Os blogs, por serem uma mídia interativa de criação de conteúdo participativo e
por estar no ambiente da Internet, trazem em si a interatividade como característica e
permitem a formação de comunidade virtuais. Essas comunidades criam relações sociais entre
um grupo de pessoas que se comunicam através dos computadores. Quando essa
característica, essa possibilidade de interação com alguém, se mistura com um personagem
ficcional, o limite entre a realidade e a ficção fica ainda menor.
O princípio da interatividade, como foi mostrado, é permitir que alguém se
relacione com outro indivíduo através da rede. O uso dos blogs de personagens como
extensão da telenovela, faz com que alguns usuários acreditem que estão lidando com a
realidade. Se antes, através dos temas e modelos guia propostos pela TV e pela relação
projeção-identificação, essa confusão já ocorria, com a possibilidade de interação direta com
personagem através de uma comunidade virtual, ela fica ainda maior.
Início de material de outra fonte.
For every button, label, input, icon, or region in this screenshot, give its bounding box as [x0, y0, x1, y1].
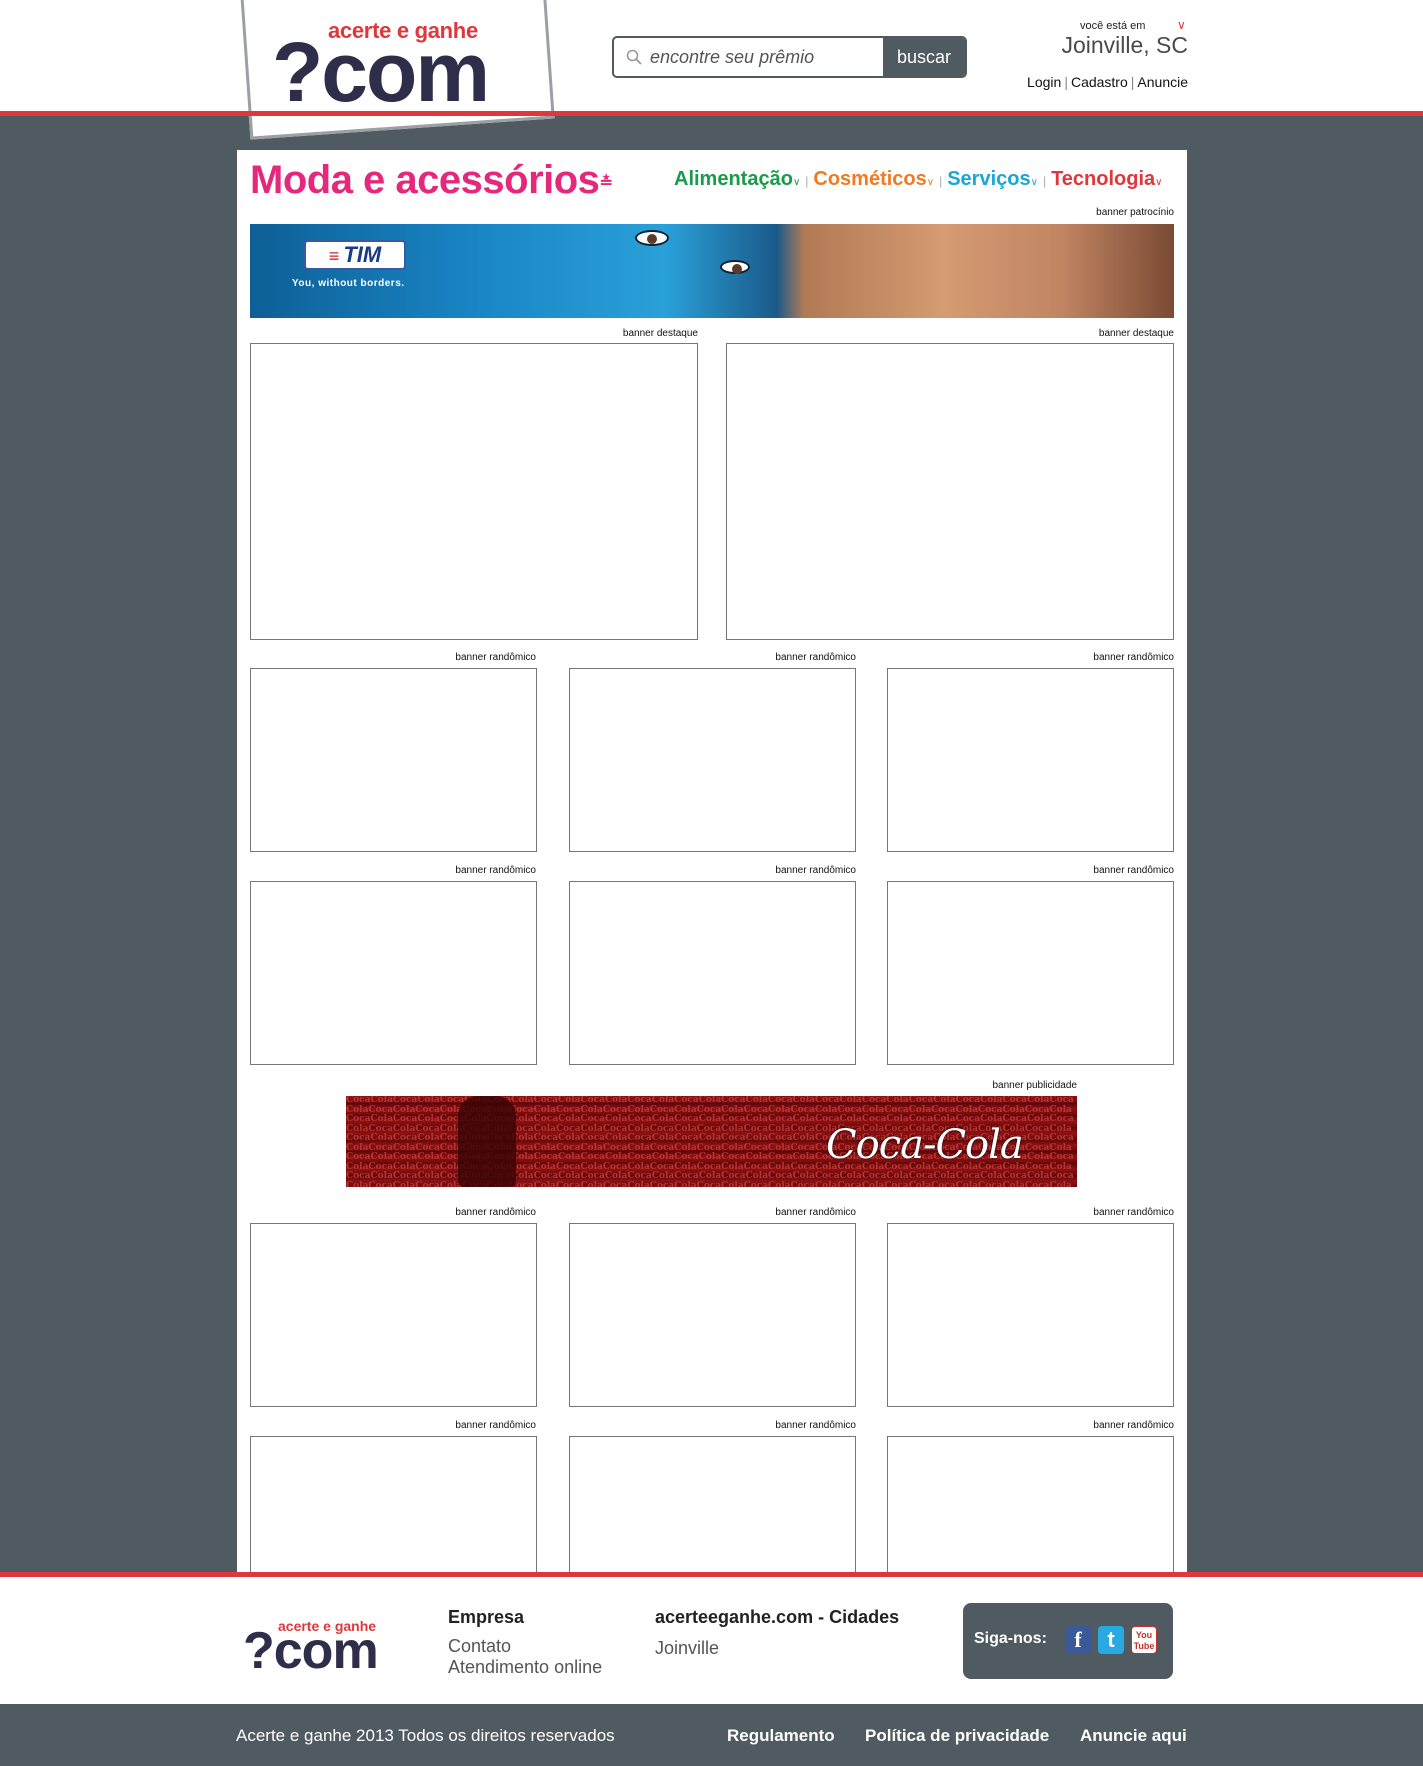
- privacy-link[interactable]: Política de privacidade: [865, 1726, 1049, 1746]
- youtube-icon[interactable]: You Tube: [1131, 1626, 1157, 1654]
- search-icon: [626, 49, 642, 65]
- site-header: acerte e ganhe ?com buscar você está em …: [0, 0, 1423, 140]
- tim-logo: ≡ TIM: [304, 240, 406, 270]
- banner-label: banner randômico: [1093, 865, 1174, 876]
- category-link-alimentacao[interactable]: Alimentação∨: [674, 168, 800, 190]
- chevron-down-icon: ∨: [792, 177, 801, 188]
- banner-label: banner randômico: [775, 1207, 856, 1218]
- eye-graphic: [720, 260, 750, 274]
- chevron-down-icon: ≛: [599, 174, 613, 192]
- featured-banner[interactable]: [250, 343, 698, 640]
- logo-wordmark: ?com: [243, 1622, 379, 1680]
- random-banner[interactable]: [887, 881, 1174, 1065]
- banner-label: banner randômico: [775, 1420, 856, 1431]
- banner-label: banner patrocínio: [1096, 207, 1174, 218]
- sponsor-brand: TIM: [343, 242, 382, 267]
- category-link-servicos[interactable]: Serviços∨: [947, 168, 1038, 190]
- facebook-icon[interactable]: f: [1065, 1626, 1091, 1654]
- footer-link-contact[interactable]: Contato: [448, 1636, 511, 1657]
- search-button[interactable]: buscar: [883, 38, 965, 76]
- ad-banner[interactable]: CocaColaCocaColaCocaColaCocaColaCocaCola…: [346, 1096, 1077, 1187]
- copyright: Acerte e ganhe 2013 Todos os direitos re…: [236, 1726, 615, 1745]
- login-link[interactable]: Login: [1027, 74, 1061, 90]
- random-banner[interactable]: [887, 1223, 1174, 1407]
- footer-link-city[interactable]: Joinville: [655, 1638, 719, 1659]
- advertise-link[interactable]: Anuncie: [1137, 74, 1188, 90]
- footer-heading-cities: acerteeganhe.com - Cidades: [655, 1607, 900, 1627]
- bottle-graphic: [458, 1096, 516, 1187]
- banner-label: banner randômico: [775, 865, 856, 876]
- footer-heading-company: Empresa: [448, 1607, 525, 1627]
- random-banner[interactable]: [250, 1223, 537, 1407]
- random-banner[interactable]: [569, 1223, 856, 1407]
- location-city[interactable]: Joinville, SC: [1050, 32, 1188, 59]
- advertise-here-link[interactable]: Anuncie aqui: [1080, 1726, 1187, 1746]
- sponsor-tagline: You, without borders.: [292, 278, 405, 289]
- bottom-bar: Acerte e ganhe 2013 Todos os direitos re…: [0, 1704, 1423, 1766]
- eye-graphic: [635, 230, 669, 246]
- divider: |: [1064, 74, 1068, 90]
- random-banner[interactable]: [569, 668, 856, 852]
- logo-wordmark: ?com: [272, 25, 490, 119]
- category-label: Serviços: [947, 168, 1031, 190]
- category-link-tecnologia[interactable]: Tecnologia∨: [1051, 168, 1162, 190]
- banner-label: banner randômico: [1093, 1420, 1174, 1431]
- site-logo[interactable]: acerte e ganhe ?com: [270, 12, 510, 114]
- category-label: Cosméticos: [813, 168, 927, 190]
- account-links: Login | Cadastro | Anuncie: [1010, 74, 1188, 90]
- search-input[interactable]: [650, 38, 894, 76]
- tim-stripes-icon: ≡: [328, 246, 340, 266]
- banner-label: banner publicidade: [992, 1080, 1077, 1091]
- social-label: Siga-nos:: [974, 1630, 1047, 1647]
- banner-label: banner randômico: [1093, 652, 1174, 663]
- ad-brand: Coca-Cola: [826, 1122, 1024, 1168]
- chevron-down-icon: ∨: [1030, 177, 1038, 188]
- category-title-text: Moda e acessórios: [250, 158, 600, 202]
- category-title[interactable]: Moda e acessórios≛: [250, 158, 613, 203]
- random-banner[interactable]: [250, 668, 537, 852]
- banner-label: banner randômico: [455, 865, 536, 876]
- footer-logo[interactable]: acerte e ganhe ?com: [243, 1615, 393, 1680]
- featured-banner[interactable]: [726, 343, 1174, 640]
- site-footer: acerte e ganhe ?com Empresa Contato Aten…: [0, 1577, 1423, 1704]
- social-box: Siga-nos: f t You Tube: [963, 1603, 1173, 1679]
- divider: |: [939, 174, 943, 188]
- banner-label: banner randômico: [1093, 1207, 1174, 1218]
- header-divider: [0, 111, 1423, 116]
- main-content: Moda e acessórios≛ Alimentação∨ | Cosmétic…: [237, 150, 1187, 1620]
- chevron-down-icon[interactable]: ∨: [1177, 18, 1186, 32]
- twitter-icon[interactable]: t: [1098, 1626, 1124, 1654]
- divider: |: [1130, 74, 1135, 90]
- chevron-down-icon: ∨: [926, 177, 935, 188]
- banner-label: banner randômico: [455, 652, 536, 663]
- category-label: Tecnologia: [1051, 168, 1156, 190]
- divider: |: [805, 174, 809, 188]
- banner-label: banner destaque: [1098, 328, 1174, 339]
- banner-label: banner randômico: [455, 1420, 536, 1431]
- sponsor-banner[interactable]: ≡ TIM You, without borders.: [250, 224, 1174, 318]
- category-label: Alimentação: [674, 168, 793, 190]
- location-label: você está em: [1080, 20, 1146, 32]
- category-nav: Alimentação∨ | Cosméticos∨ | Serviços∨ | Tecno…: [674, 168, 1162, 191]
- banner-label: banner randômico: [775, 652, 856, 663]
- search-box: buscar: [612, 36, 967, 78]
- random-banner[interactable]: [569, 881, 856, 1065]
- category-link-cosmeticos[interactable]: Cosméticos∨: [813, 168, 934, 190]
- random-banner[interactable]: [250, 881, 537, 1065]
- footer-link-support[interactable]: Atendimento online: [448, 1657, 602, 1678]
- signup-link[interactable]: Cadastro: [1071, 74, 1128, 90]
- random-banner[interactable]: [887, 668, 1174, 852]
- chevron-down-icon: ∨: [1155, 177, 1163, 188]
- divider: |: [1042, 174, 1047, 188]
- banner-label: banner destaque: [622, 328, 698, 339]
- rules-link[interactable]: Regulamento: [727, 1726, 835, 1746]
- banner-label: banner randômico: [455, 1207, 536, 1218]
Além disso, a partir do estudo de caso apresentado, foi verificado que as
postagens seguem a linguagem da personagem e os acontecimentos dos capítulos veiculados
pela TV. Isso cria uma relação forte entre os dois meios e a identificação do usuário é
imediata, já que os olimpianos, modelos guia, se misturam no mundo virtual. O diálogo entre
52
emissor e receptor ultrapassa a participação no programa e o personagem passa a fazer parte
da vida do telespectador.
Por fim, pela análise dos comentários do blog, é possível perceber que muitos
tratam a personagem como se fosse uma pessoa real, comprovando a hipótese de que a
relação entre TV e Internet, mas especificamente entre a telenovela e o blog, provoca uma
mudança na recepção, acentua a identificação e diminui ainda mais a fronteira entre a
realidade e ficção.
O estudo de todos esses elementos e da convergência entre a televisão e a internet
tornou-se importante por apontar uma alteração na forma de comunicação nos meios de massa
e a consequência que isso trouxe à sociedade. O blog da personagem, como foi apontado,
tornou-se uma estratégia importante para a inserção da televisão nos novos meios e mídias e
mudou a recepção de seu produto ao trazer ao personagem de TV a realidade de um usuário.